Et lors des années qui suivent nous allons commencer à récolter les fruits de cette recherche qui sera d’un grand bénéfice pour le pays et ses scientifiques.
 
- Comment risque de réagir la société face à une culture qui est passée du statut de l’interdiction à celui de la légalité?
- Il faut faire la part entre les composantes du cannabis, le récréatif  et le non-récréatif.
Nous avons déjà fait une étude sur un panel de 600 personnes au niveau de la région de Casablanca et nous avons constaté qu’une écrasante majorité était d’accord pour l’utilisation médicale et récréative du cannabis.
Au niveau économique, la légalisation du cannabis est un atout pour les populations du Rif. Lors de nos contacts avec les cultivateurs, nous avons constaté qu’ils ont applaudi les actions entreprises pour la légalisation du cannabis, car cette évolution est un atout pour eux, tant sur le plan social que financier.
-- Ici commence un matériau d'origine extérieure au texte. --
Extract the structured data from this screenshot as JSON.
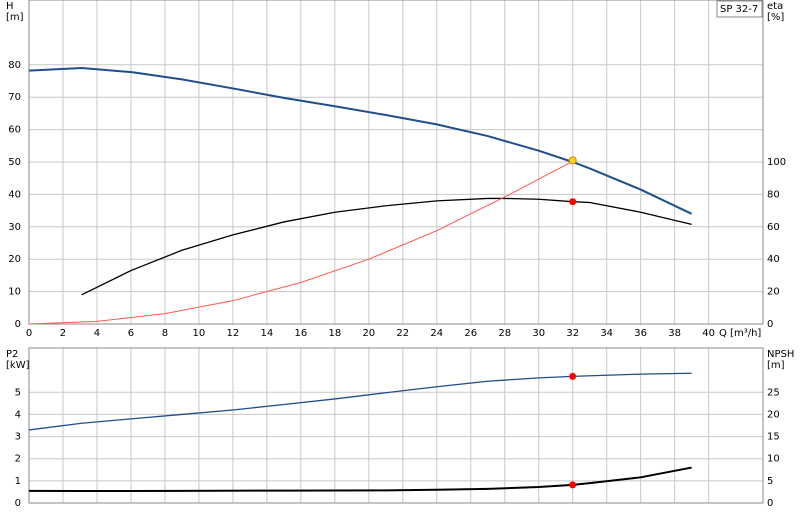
{
  "chart_data": [
    {
      "type": "line",
      "title": "SP 32-7",
      "x_label": "Q [m³/h]",
      "y_label": "H",
      "y_unit": "[m]",
      "y2_label": "eta",
      "y2_unit": "[%]",
      "xlim": [
        0,
        43.2
      ],
      "xticks": [
        0,
        2,
        4,
        6,
        8,
        10,
        12,
        14,
        16,
        18,
        20,
        22,
        24,
        26,
        28,
        30,
        32,
        34,
        36,
        38,
        40
      ],
      "x_tick_labels": true,
      "ylim": [
        0,
        100
      ],
      "yticks": [
        0,
        10,
        20,
        30,
        40,
        50,
        60,
        70,
        80
      ],
      "y2lim": [
        0,
        200
      ],
      "y2ticks": [
        0,
        20,
        40,
        60,
        80,
        100
      ],
      "grid": true,
      "series": [
        {
          "color": "#1f4e8c",
          "width": 2,
          "x": [
            0,
            3.1,
            6.1,
            9,
            12,
            15,
            18,
            21,
            24,
            27,
            30,
            32,
            33,
            36,
            39
          ],
          "values": [
            78.2,
            79,
            77.7,
            75.5,
            72.7,
            69.8,
            67.2,
            64.5,
            61.6,
            58,
            53.5,
            50,
            48,
            41.5,
            34
          ]
        },
        {
          "color": "#000000",
          "width": 1.3,
          "axis": "y2",
          "x": [
            3.1,
            6,
            9,
            12,
            15,
            18,
            21,
            24,
            27,
            28,
            30,
            32,
            33,
            36,
            39
          ],
          "values": [
            18,
            33,
            45.5,
            55,
            63,
            69,
            73,
            76,
            77.5,
            77.5,
            77,
            75.5,
            75,
            69,
            61.5
          ]
        },
        {
          "color": "#ff5a4a",
          "width": 1,
          "x": [
            0,
            4,
            8,
            12,
            16,
            20,
            24,
            28,
            32
          ],
          "values": [
            0,
            0.8,
            3.2,
            7.2,
            12.8,
            20,
            28.8,
            39.2,
            50.2
          ]
        },
        {
          "marker": true,
          "color": "#ffd21f",
          "x": [
            32
          ],
          "values": [
            50.5
          ]
        },
        {
          "marker": true,
          "color": "#ff0000",
          "axis": "y2",
          "x": [
            32
          ],
          "values": [
            75.5
          ]
        }
      ]
    },
    {
      "type": "line",
      "y_label": "P2",
      "y_unit": "[kW]",
      "y2_label": "NPSH",
      "y2_unit": "[m]",
      "xlim": [
        0,
        43.2
      ],
      "xticks": [
        0,
        2,
        4,
        6,
        8,
        10,
        12,
        14,
        16,
        18,
        20,
        22,
        24,
        26,
        28,
        30,
        32,
        34,
        36,
        38,
        40
      ],
      "x_tick_labels": false,
      "ylim": [
        0,
        7
      ],
      "yticks": [
        0,
        1,
        2,
        3,
        4,
        5
      ],
      "y2lim": [
        0,
        35
      ],
      "y2ticks": [
        0,
        5,
        10,
        15,
        20,
        25
      ],
      "grid": true,
      "series": [
        {
          "color": "#1f4e8c",
          "width": 1.3,
          "x": [
            0,
            3.1,
            6,
            9,
            12,
            15,
            18,
            21,
            24,
            27,
            30,
            32,
            36,
            39
          ],
          "values": [
            3.3,
            3.6,
            3.8,
            4.0,
            4.2,
            4.45,
            4.7,
            4.98,
            5.25,
            5.5,
            5.65,
            5.72,
            5.82,
            5.86
          ]
        },
        {
          "color": "#000000",
          "width": 2,
          "axis": "y2",
          "x": [
            0,
            3.1,
            9,
            15,
            21,
            24,
            27,
            30,
            32,
            33,
            36,
            39
          ],
          "values": [
            2.75,
            2.7,
            2.75,
            2.8,
            2.85,
            3.0,
            3.2,
            3.6,
            4.1,
            4.5,
            5.8,
            8
          ]
        },
        {
          "marker": true,
          "color": "#ff0000",
          "x": [
            32
          ],
          "values": [
            5.72
          ]
        },
        {
          "marker": true,
          "color": "#ff0000",
          "axis": "y2",
          "x": [
            32
          ],
          "values": [
            4.1
          ]
        }
      ]
    }
  ]
}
- Quel accompagnement sera mis en place pour les cultivateurs?
- Nous avons en projet le lancement de formations du type «Kif Takwin». Elles ont été lancées en partenariat avec plusieurs universités dont celle de Benguerir et la CGEM. L’objectif est d’intégrer les cultivateurs de cannabis et leurs familles dans un projet de mise à niveau personnelle (alphabétisation dans une première phase) avant de les lancer dans des formations plus poussées de gestion ou industrielles afin d’être aptes à participer dans ces projets d’exploitation du cannabis. Cela leur ouvrira les portes des universités et des centres de formation pour eux et leur famille.
L’objectif est de leur permettre d’être les acteurs de la modernisation des techniques de culture pour optimiser la production à l’égard des autres pays comme le Canada et les Etats-Unis.

Acceptation

Selon le Pr. Redouane Rabii, la société marocaine est disposée à accepter sans problème le changement du statut du cannabis. D’après une récente étude réalisée par l’AMCUC, auprès d’un échantillon de 600 personnes, le nouveau rôle du cannabis est bien accepté par la société. En effet, 86,4% des personnes interrogées sont favorables à l’usage médical du cannabis, et 62,1% pensent que le Maroc dispose de la capacité industrielle pour valoriser cette plante. Enfin 87,4% estiment que les agriculteurs bénéficieront des potentiels de développement économique et social résultant de la légalisation de cette culture.